An ontology‐based framework for automatic topic detection in multilingual environments |
| |
Authors: | Karel Gutiérrez‐Batista Jesús R Campaña Maria‐Amparo Vila Maria J Martin‐Bautista |
| |
Affiliation: | Department of Computer Science and Artificial Intelligence, ETSIIT – University of Granada, Granada, Spain |
| |
Abstract: | The detection of topics from large textual data volumes is currently a research area, which has many applications in the development of computational systems. A proposed solution for the detection of topics in data mining is the application of clustering methods. This paper presents the application of a new ontology‐based methodology for the automatic topic detection without any previous information based on the use of hierarchical clustering algorithms and a multilingual knowledge base.

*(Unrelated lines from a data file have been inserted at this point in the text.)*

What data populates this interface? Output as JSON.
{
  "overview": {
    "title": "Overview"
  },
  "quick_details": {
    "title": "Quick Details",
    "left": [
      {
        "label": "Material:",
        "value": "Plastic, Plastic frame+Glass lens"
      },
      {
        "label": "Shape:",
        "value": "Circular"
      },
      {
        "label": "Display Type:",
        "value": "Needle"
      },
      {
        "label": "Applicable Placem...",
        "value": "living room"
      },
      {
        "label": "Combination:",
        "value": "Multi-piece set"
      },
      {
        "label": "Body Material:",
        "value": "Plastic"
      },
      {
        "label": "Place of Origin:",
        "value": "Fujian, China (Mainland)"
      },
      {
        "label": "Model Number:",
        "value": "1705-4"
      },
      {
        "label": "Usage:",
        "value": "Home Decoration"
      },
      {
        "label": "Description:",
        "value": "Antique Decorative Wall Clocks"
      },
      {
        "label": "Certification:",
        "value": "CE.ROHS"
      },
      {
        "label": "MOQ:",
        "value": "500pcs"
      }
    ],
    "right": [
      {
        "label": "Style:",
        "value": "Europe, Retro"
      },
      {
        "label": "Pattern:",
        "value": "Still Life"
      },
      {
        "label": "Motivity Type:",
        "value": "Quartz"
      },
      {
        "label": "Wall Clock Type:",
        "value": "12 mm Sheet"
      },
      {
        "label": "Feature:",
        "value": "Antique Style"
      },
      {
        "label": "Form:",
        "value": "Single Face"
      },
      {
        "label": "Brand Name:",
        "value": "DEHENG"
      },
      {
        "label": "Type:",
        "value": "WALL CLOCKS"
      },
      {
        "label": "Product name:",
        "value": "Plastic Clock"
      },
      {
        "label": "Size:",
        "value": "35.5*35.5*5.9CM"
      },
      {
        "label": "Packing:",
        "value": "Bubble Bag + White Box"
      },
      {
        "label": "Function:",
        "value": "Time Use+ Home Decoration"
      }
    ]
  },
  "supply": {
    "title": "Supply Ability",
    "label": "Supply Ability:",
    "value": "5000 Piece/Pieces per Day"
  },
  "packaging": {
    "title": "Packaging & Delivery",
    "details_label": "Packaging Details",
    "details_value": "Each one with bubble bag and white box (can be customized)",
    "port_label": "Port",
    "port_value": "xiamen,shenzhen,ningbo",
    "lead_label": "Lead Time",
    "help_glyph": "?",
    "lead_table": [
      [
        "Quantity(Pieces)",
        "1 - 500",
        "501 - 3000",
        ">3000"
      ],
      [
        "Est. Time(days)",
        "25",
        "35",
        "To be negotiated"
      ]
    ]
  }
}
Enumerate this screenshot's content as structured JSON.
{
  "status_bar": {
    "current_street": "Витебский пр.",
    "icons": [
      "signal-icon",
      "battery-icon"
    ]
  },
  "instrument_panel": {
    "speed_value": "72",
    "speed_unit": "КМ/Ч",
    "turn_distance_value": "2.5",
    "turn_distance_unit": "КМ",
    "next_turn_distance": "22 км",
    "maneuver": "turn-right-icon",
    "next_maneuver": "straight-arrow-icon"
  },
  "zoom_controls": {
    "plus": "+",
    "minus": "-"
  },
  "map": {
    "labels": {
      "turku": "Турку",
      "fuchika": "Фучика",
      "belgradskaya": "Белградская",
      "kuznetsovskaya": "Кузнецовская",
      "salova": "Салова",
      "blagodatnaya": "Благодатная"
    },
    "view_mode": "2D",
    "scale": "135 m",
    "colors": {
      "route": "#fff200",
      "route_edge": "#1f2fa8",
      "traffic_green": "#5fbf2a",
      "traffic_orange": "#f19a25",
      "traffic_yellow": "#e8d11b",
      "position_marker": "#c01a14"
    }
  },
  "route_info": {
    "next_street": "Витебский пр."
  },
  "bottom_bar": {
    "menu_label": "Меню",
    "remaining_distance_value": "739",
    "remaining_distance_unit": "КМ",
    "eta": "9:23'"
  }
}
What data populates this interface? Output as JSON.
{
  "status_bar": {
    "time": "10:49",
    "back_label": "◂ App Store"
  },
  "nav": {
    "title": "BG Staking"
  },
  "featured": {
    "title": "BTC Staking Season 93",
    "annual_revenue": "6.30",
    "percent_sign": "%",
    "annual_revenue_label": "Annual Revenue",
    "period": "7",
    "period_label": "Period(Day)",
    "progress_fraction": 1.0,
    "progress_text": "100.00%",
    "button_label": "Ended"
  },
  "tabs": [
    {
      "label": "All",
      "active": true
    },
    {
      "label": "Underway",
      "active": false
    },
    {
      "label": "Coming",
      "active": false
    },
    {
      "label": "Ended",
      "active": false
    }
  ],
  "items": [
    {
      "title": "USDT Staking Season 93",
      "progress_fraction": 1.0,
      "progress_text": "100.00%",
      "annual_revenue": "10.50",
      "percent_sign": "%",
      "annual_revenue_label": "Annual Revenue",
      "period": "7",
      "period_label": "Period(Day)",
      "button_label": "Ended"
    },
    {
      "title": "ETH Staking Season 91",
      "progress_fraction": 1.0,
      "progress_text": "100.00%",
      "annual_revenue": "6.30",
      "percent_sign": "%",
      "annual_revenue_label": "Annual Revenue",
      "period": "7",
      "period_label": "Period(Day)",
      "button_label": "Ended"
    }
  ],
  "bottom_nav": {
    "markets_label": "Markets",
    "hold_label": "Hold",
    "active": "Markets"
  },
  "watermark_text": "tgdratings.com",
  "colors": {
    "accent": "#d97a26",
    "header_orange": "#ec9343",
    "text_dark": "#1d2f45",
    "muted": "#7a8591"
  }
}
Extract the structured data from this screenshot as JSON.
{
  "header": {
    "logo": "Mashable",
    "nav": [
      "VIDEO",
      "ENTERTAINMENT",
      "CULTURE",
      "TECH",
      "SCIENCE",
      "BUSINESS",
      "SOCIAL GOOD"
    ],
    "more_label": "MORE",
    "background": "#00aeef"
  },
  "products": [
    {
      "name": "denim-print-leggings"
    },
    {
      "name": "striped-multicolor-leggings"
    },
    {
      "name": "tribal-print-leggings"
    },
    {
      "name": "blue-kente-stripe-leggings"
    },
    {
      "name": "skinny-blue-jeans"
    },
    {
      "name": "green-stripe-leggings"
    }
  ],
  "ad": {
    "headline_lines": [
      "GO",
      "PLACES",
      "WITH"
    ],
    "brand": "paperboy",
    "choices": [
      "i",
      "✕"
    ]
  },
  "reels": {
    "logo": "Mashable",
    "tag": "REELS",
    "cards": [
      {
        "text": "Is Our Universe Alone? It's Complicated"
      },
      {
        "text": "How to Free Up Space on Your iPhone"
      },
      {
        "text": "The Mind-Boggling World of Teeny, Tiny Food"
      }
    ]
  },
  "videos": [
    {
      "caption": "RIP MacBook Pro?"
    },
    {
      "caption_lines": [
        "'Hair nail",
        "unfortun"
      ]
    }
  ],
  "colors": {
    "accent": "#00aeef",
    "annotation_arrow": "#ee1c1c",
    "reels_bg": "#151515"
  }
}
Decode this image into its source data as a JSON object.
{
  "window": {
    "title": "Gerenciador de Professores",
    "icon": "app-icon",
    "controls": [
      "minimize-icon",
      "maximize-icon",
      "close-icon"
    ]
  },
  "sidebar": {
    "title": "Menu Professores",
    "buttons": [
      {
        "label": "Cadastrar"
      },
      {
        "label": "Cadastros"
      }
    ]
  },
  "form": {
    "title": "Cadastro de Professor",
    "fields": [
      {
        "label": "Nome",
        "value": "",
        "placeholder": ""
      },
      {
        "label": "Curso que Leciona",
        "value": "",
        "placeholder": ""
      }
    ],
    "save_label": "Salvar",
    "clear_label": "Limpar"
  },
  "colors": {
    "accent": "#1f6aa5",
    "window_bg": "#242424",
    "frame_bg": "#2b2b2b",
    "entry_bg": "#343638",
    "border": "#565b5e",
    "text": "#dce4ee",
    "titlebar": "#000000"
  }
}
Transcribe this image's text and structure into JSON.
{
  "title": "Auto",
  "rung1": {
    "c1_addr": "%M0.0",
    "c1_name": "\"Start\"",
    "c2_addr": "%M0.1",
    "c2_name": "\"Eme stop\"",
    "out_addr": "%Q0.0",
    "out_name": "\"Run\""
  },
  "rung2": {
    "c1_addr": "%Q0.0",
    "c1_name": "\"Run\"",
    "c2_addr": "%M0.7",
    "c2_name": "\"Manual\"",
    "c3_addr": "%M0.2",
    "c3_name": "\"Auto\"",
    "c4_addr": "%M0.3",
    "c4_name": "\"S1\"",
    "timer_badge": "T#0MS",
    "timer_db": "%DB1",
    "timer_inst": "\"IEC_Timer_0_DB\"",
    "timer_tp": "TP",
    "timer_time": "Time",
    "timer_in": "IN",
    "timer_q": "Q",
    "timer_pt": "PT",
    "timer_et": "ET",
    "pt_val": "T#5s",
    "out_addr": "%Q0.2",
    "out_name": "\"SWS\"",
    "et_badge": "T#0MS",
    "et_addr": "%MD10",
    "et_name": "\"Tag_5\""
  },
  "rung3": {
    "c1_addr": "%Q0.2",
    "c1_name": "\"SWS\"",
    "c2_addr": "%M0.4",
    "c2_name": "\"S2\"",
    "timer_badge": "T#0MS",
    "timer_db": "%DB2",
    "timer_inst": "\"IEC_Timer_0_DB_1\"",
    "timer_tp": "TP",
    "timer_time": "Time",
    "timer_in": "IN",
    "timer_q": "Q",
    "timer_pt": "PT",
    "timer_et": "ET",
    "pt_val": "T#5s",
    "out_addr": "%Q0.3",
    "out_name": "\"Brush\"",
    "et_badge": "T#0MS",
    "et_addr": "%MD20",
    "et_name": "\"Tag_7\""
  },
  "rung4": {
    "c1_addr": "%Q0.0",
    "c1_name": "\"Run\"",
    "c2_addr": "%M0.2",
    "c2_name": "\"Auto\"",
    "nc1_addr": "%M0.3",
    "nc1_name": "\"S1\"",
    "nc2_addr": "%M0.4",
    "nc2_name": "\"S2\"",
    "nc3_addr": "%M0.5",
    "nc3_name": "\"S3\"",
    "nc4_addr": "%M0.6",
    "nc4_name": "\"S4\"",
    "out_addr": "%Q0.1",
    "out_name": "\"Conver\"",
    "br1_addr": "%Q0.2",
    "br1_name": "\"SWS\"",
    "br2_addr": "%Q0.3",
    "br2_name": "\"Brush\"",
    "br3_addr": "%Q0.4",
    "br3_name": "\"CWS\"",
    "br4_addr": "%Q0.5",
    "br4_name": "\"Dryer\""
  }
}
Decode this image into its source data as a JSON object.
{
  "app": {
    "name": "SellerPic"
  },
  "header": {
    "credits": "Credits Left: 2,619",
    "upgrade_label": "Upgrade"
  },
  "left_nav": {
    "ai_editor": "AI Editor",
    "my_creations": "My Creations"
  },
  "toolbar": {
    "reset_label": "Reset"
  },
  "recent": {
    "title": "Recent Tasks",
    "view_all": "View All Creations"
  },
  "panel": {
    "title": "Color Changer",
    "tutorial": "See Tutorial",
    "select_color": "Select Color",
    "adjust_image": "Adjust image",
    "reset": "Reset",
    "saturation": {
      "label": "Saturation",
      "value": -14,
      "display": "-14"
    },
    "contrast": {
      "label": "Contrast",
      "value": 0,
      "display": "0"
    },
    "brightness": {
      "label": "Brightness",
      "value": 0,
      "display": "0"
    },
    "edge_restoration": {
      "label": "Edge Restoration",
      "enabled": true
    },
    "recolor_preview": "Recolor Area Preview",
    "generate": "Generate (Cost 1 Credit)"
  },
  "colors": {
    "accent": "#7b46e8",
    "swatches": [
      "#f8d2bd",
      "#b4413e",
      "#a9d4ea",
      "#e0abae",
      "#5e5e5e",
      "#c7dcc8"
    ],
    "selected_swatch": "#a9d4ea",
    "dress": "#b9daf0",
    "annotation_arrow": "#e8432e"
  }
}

The approach also includes lexical resources that allow us to enrich the semantics of the analyzed texts. The novelty of this approach consists of the dimensionality reduction of the terms present in the texts by using ontology and the introduction of a method for the creation of a term weight matrix for use in clustering algorithms. With this approach, it is possible to improve automatic topic detection in documents. The proposed methodology was assessed with four datasets (two of them in English and two in Spanish). |
| |
Keywords: | multilingual topic detection ontologies text clustering text Mining |
|